Automatic Detection and Quantitative DCE-MRI Scoring of Prostate Cancer Aggressiveness

Front Oncol. 2017 Nov 10:7:259. doi: 10.3389/fonc.2017.00259. eCollection 2017.

Abstract

Purpose: To develop a robust and clinically applicable automated method for analyzing Dynamic Contrast Enhanced (DCE-) MRI of the prostate as a guide for targeted biopsies and treatments.

Materials and methods: An unsupervised pattern recognition (PR) method was used to analyze prostate DCE-MRI from 71 sequential radiotherapy patients. Identified regions of interest (ROIs) with increased perfusion were assigned either to the peripheral (PZ) or transition zone (TZ). Six quantitative features, associated with the washin and washout part of the weighted average DCE curve from the ROI, were calculated. The associations between the assigned DCE-scores and Gleason Score (GS) were investigated. A heatmap of tumor aggressiveness covering the entire prostate was generated and validated with histopathology from MRI-ultrasound fused (MRI-US) targeted biopsies.

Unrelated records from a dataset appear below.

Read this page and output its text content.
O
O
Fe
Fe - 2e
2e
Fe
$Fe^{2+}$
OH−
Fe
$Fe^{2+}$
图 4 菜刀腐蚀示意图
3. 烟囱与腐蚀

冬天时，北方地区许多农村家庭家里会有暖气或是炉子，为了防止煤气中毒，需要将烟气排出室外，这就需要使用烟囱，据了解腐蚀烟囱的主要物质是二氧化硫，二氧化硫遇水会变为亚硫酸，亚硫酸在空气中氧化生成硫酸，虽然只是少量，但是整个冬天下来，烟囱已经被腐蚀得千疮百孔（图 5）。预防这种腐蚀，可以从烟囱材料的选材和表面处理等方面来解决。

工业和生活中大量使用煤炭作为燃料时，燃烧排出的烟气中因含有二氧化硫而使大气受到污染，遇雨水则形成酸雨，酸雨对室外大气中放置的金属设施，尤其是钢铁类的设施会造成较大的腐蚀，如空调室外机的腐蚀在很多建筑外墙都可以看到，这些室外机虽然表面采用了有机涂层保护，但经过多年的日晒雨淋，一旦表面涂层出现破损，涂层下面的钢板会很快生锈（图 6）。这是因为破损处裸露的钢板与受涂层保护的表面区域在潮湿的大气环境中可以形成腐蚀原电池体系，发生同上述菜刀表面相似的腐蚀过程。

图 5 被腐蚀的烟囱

Results: The volumes of the PR-identified ROI's were significantly correlated with the highest GS from the biopsy session for each patient. Following normalization (and only after normalization) with gluteus maximus muscle's DCE signal, the quantitative features in PZ were significantly correlated with GS. These correlations straightened in subset of patients with available MRI-US biopsies when GS from the individual biopsies were used. Area under the receiver operating characteristics curve for discrimination between indolent vs aggressive cancer for the significant quantitative features reached 0.88-0.95. When DCE-scores were calculated in normal appearing tissues, the features were highly discriminative for cancer vs no cancer both in PZ and TZ. The generated heatmap of tumor aggressiveness coincided with the location and GS of the MRI-US biopsies.

Conclusion: A quantitative approach for DCE-MRI analysis was developed. The resultant map of aggressiveness correlated well with tumor location and GS and is applicable for integration in radiotherapy/radiology imaging software for clinical translation.

Keywords: DCE-MRI; image processing; mpMRI; pattern recognition; prostate cancer.